Can Dundar, editor-in-chief of leading opposition daily Cumhuriyet, and Erdem Gul, his Ankara bureau chief, are charged with espionage and revealing state secrets over a story accusing the government of seeking to illicitly deliver arms to rebels in Syria.
The judge ordered the trial to be held behind closed doors, granting a request by the prosecution which cited security concerns around the highly controversial case. The court also accepted President Erdogan as a co-plaintiff in the case, a Reuters witness said.
Around 200 supporters gathered outside the courthouse applauded the reporters as they arrived for the start of the trial, chanting various slogans including "You will not silence press freedom".

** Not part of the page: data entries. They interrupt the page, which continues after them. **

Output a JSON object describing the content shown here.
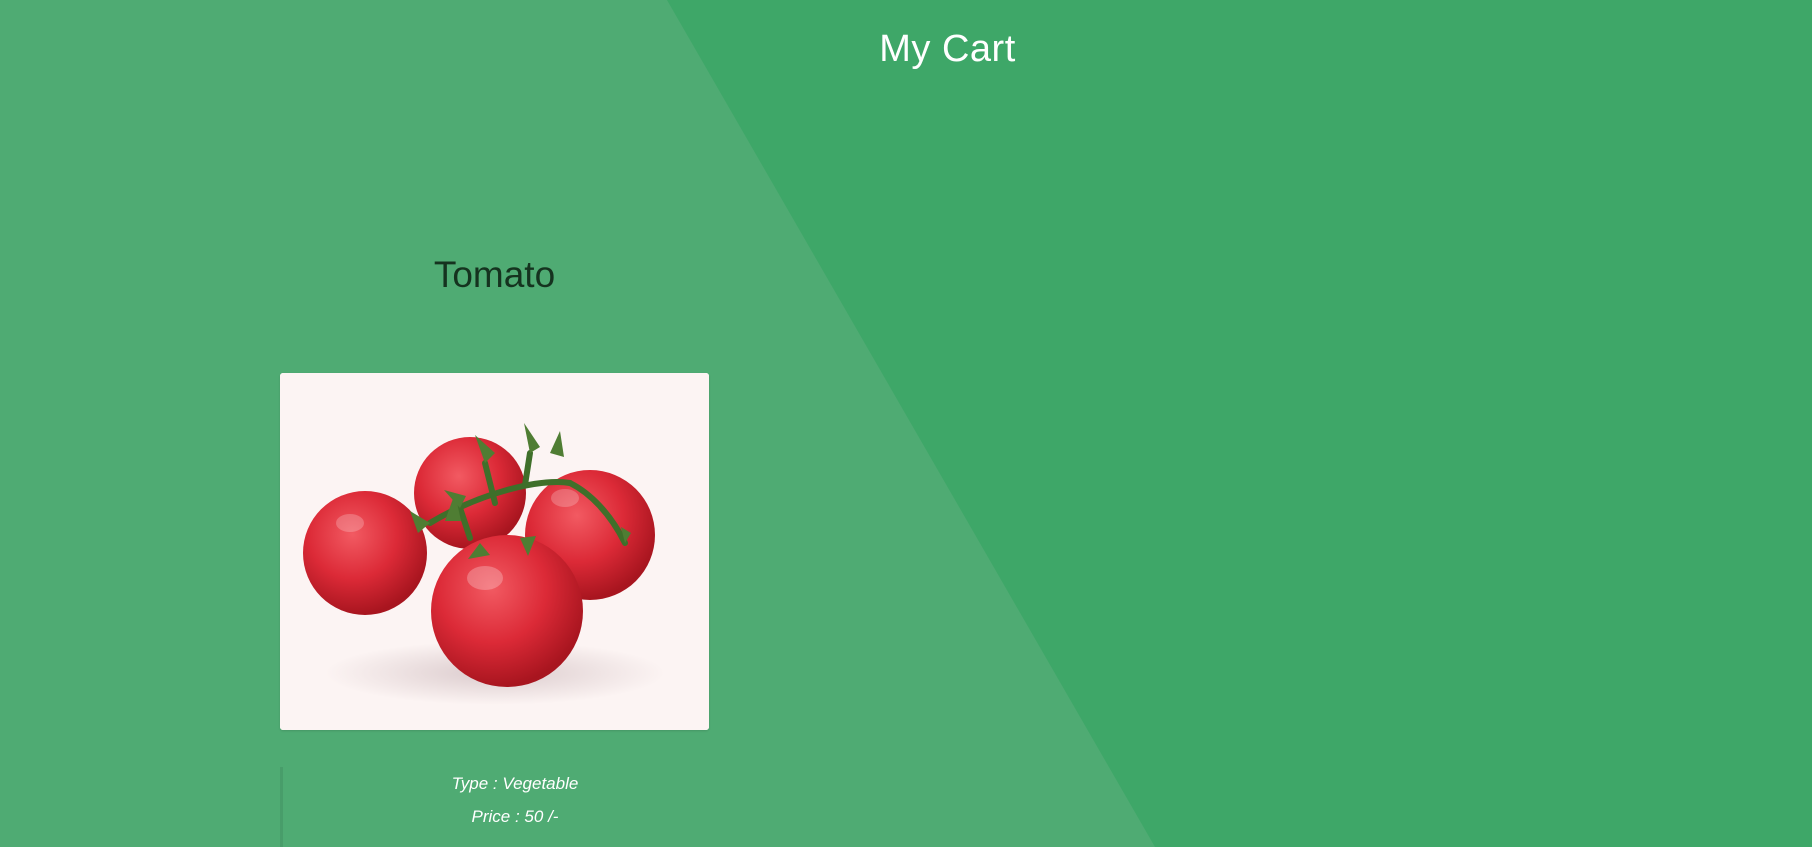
{
  "page": {
    "title": "My Cart",
    "colors": {
      "background": "#3ea768",
      "diagonal_panel": "#4fab73",
      "title_text": "#ffffff",
      "product_name_text": "#15331f"
    }
  },
  "cart": {
    "items": [
      {
        "name": "Tomato",
        "image_icon": "tomato-image",
        "type_text": "Type : Vegetable",
        "price_text": "Price : 50 /-"
      }
    ]
  }
}
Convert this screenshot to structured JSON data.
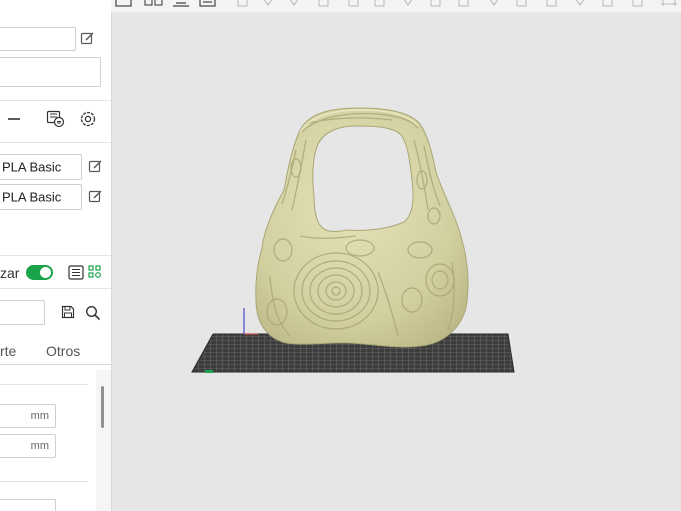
{
  "panel": {
    "filament_1_name": "PLA Basic",
    "filament_2_name": "PLA Basic",
    "toggle_label": "zar",
    "tabs": {
      "partial": "rte",
      "others": "Otros"
    },
    "unit_1": "mm",
    "unit_2": "mm"
  },
  "icons": {
    "edit": "edit-icon",
    "minus": "minus-icon",
    "filament_sync": "filament-sync-icon",
    "settings": "gear-icon",
    "list": "list-icon",
    "save": "save-icon",
    "search": "search-icon"
  },
  "colors": {
    "accent_green": "#1aa34a",
    "model": "#d9d7ab",
    "viewport_bg": "#e6e6e6"
  }
}
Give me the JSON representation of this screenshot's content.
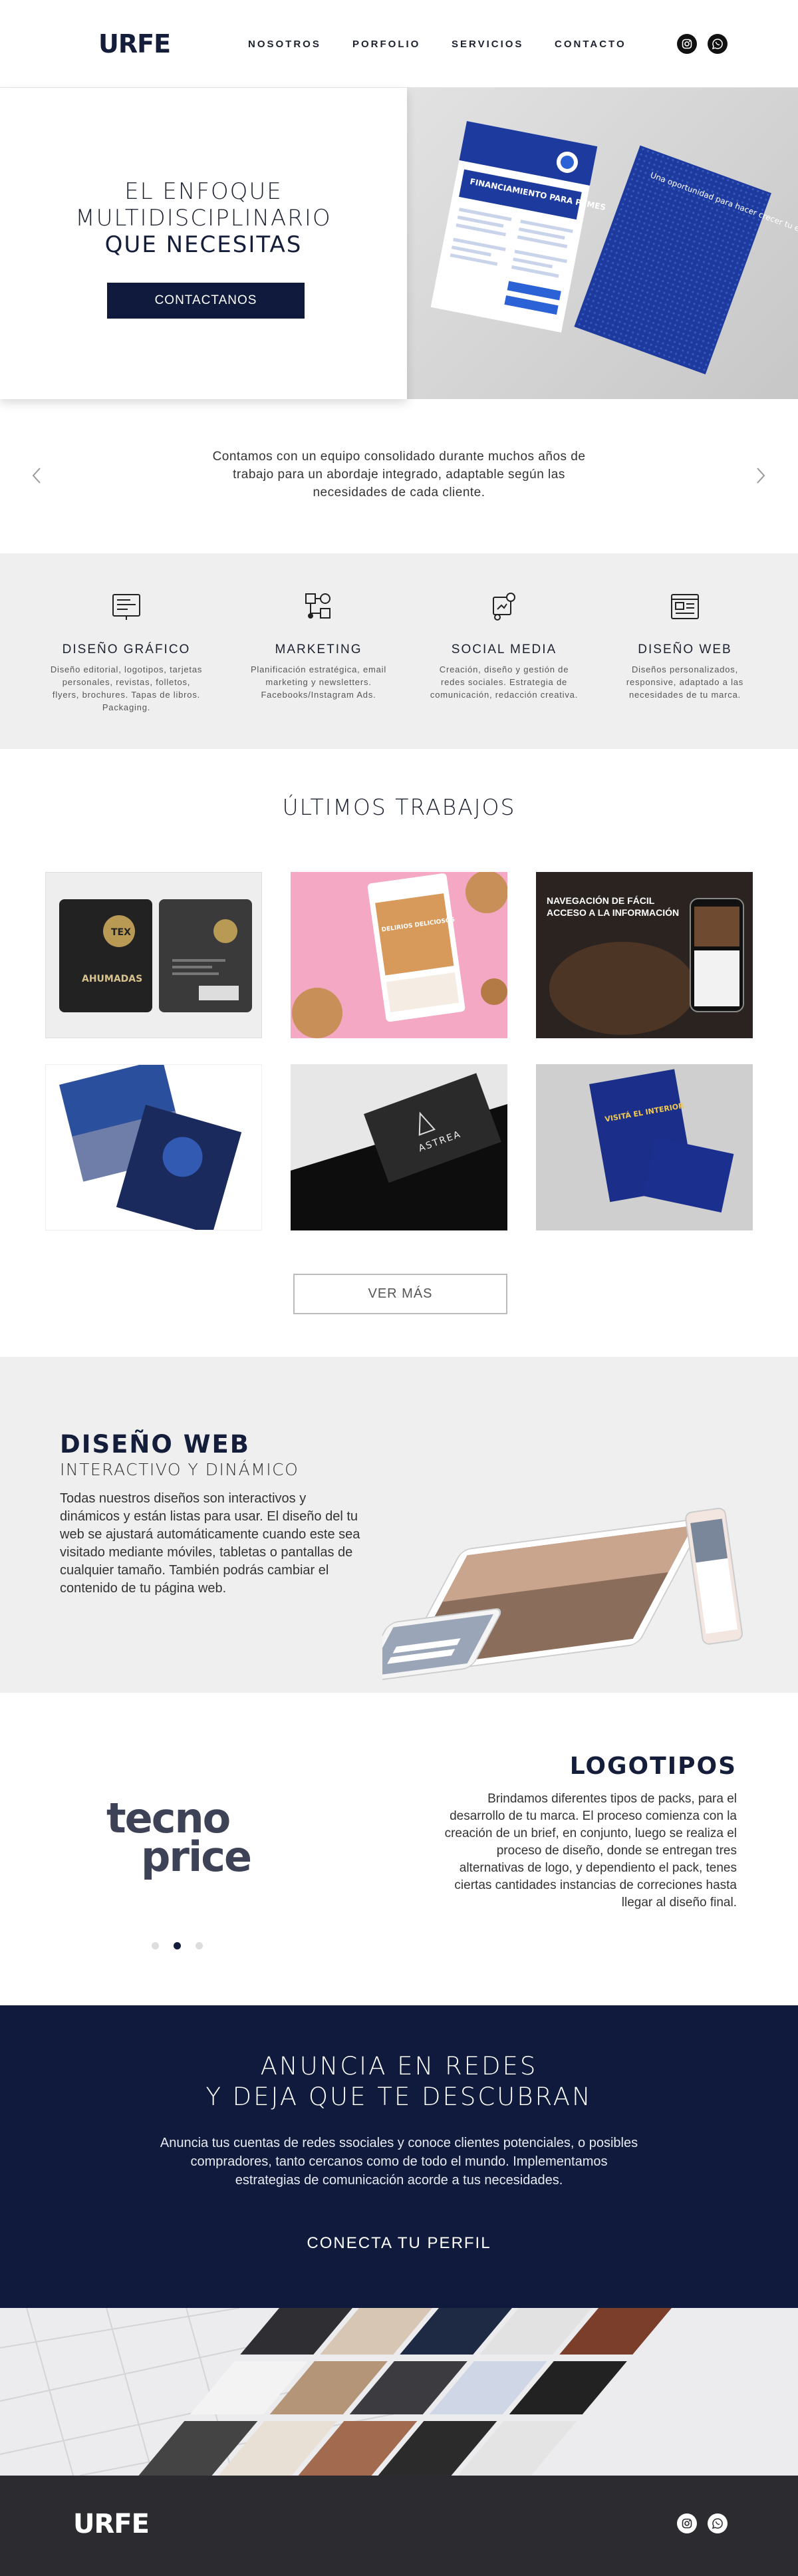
{
  "brand": {
    "logo_text": "URFE"
  },
  "nav": {
    "items": [
      "NOSOTROS",
      "PORFOLIO",
      "SERVICIOS",
      "CONTACTO"
    ]
  },
  "social": {
    "icons": [
      "instagram-icon",
      "whatsapp-icon"
    ]
  },
  "hero": {
    "title_line1": "EL ENFOQUE",
    "title_line2": "MULTIDISCIPLINARIO",
    "title_line3": "QUE NECESITAS",
    "cta_label": "CONTACTANOS",
    "flyer_front_title": "FINANCIAMIENTO PARA PYMES",
    "flyer_back_title": "Una oportunidad para hacer crecer tu empresa"
  },
  "about": {
    "text": "Contamos con un equipo consolidado durante muchos años de trabajo para un abordaje integrado, adaptable según las necesidades de cada cliente."
  },
  "services": [
    {
      "icon": "graphic-design-icon",
      "title": "DISEÑO GRÁFICO",
      "desc": "Diseño editorial, logotipos, tarjetas personales, revistas, folletos, flyers, brochures. Tapas de libros. Packaging."
    },
    {
      "icon": "marketing-icon",
      "title": "MARKETING",
      "desc": "Planificación estratégica, email marketing y newsletters. Facebooks/Instagram Ads."
    },
    {
      "icon": "social-media-icon",
      "title": "SOCIAL MEDIA",
      "desc": "Creación, diseño y gestión de redes sociales. Estrategia de comunicación, redacción creativa."
    },
    {
      "icon": "web-design-icon",
      "title": "DISEÑO WEB",
      "desc": "Diseños personalizados, responsive, adaptado a las necesidades de tu marca."
    }
  ],
  "works": {
    "title": "ÚLTIMOS TRABAJOS",
    "items": [
      {
        "name": "packaging-ahumada",
        "caption": "AHUMADAS",
        "badge": "TEX"
      },
      {
        "name": "instagram-cookies",
        "caption": "DELIRIOS DELICIOSOS"
      },
      {
        "name": "app-navegacion",
        "caption": "NAVEGACIÓN DE FÁCIL ACCESO A LA INFORMACIÓN"
      },
      {
        "name": "brochure-blue",
        "caption": ""
      },
      {
        "name": "business-card-astrea",
        "caption": "ASTREA"
      },
      {
        "name": "flyer-interior",
        "caption": "VISITÁ EL INTERIOR"
      }
    ],
    "more_label": "VER MÁS"
  },
  "webdesign": {
    "title": "DISEÑO WEB",
    "subtitle": "INTERACTIVO Y DINÁMICO",
    "text": "Todas nuestros diseños son interactivos y dinámicos y están listas para usar. El diseño del tu web se ajustará automáticamente cuando este sea visitado mediante móviles, tabletas o pantallas de cualquier tamaño. También podrás cambiar el contenido de tu página web."
  },
  "logotipos": {
    "title": "LOGOTIPOS",
    "text": "Brindamos diferentes tipos de packs, para el desarrollo de tu marca. El proceso comienza con la creación de un brief, en conjunto, luego se realiza el proceso de diseño, donde se entregan tres alternativas de logo, y dependiento el pack, tenes ciertas cantidades instancias de correciones hasta llegar al diseño final.",
    "example_line1": "tecno",
    "example_line2": "price",
    "active_dot": 2
  },
  "ads": {
    "title_line1": "ANUNCIA EN REDES",
    "title_line2": "Y DEJA QUE TE DESCUBRAN",
    "text": "Anuncia tus cuentas de redes ssociales y conoce clientes potenciales, o posibles compradores, tanto cercanos como de todo el mundo. Implementamos estrategias de comunicación acorde a tus necesidades.",
    "cta_label": "CONECTA TU PERFIL"
  },
  "footer": {
    "logo_text": "URFE"
  },
  "colors": {
    "navy": "#0f1a3d",
    "footer": "#2c2c30",
    "light_gray": "#f0eff0",
    "blue_print": "#1d3a9e"
  }
}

"We are here to defend journalism," Dundar said. "We will defend journalism and the right of the public to be told the truth."
PUBLIC'S RIGHT TO TRUTH
We are here to defend journalism. We will defend journalism and the right of the public to be told the truth. ''
CAN DUNDAR, editor-in-chief of leading opposition daily Cumhuriyet
"It's not just about us," he added. "Many fellow journalists are in prison... We will see today whether the law is respected in Turkey."
Cumhuriyet's report sparked a furore when it was published last May, fuelling speculation about Turkey's role in the Syrian conflict and its alleged ties to Islamist groups in the country. Mr Erdogan reacted furiously to the allegations, personally warning Dundar he would "pay a heavy price".
In a sign of the sensitivity of the case, several European Union consuls to Istanbul were at the proceedings yesterday.
Dundar, 54, and Gul, 49, were arrested last November and held for three months in pre-trial detention before being released from prison in February on the orders of the Constitutional Court. The court is one of the last institutions in the country not under the full control of Mr Erdogan, who can call on the support of the army, government and Parliament.
Prosecutors have asked for the journalists to be sentenced to two life terms and 30 additional years.
Dundar has vowed to use the case to put the state's foreign policy, including its role in Syria, in the dock.
The prosecution of the journalists has sparked outrage among opposition and human rights groups in Turkey as well as in the West, where it is seen as proof of Mr Erdogan's determination to silence his opponents.
"The trial of Dundar and Gul is a test for the state of law in Turkey," said Mr Christophe Deloire, secretary-general of press freedom group Reporters Without Borders. "Their release was encouraging but things are only beginning now."
In a letter to Prime Minister Ahmet Davutoglu, published in Britain's Guardian newspaper on the eve of the trial, more than 100 leading authors, including Canada's Margaret Atwood and Peru's Mario Vargas Llosa, called for the charges against the journalists to be dropped.
Almost 2,000 people have been prosecuted for "insulting" Mr Erdogan since the former premier became President in August 2014, Turkey's justice minister said earlier this month.
Around that time, the opposition Zaman daily, which is allied to Mr Erdogan's arch-enemy, the exiled preacher Fethullah Gulen, was forcibly placed under state supervision. "What happened to my newspaper is not an isolated incident, it is part of a continuing trend... of repression on the part of the government," Zaman's foreign editor Mustafa Edib Yilmaz told AFP.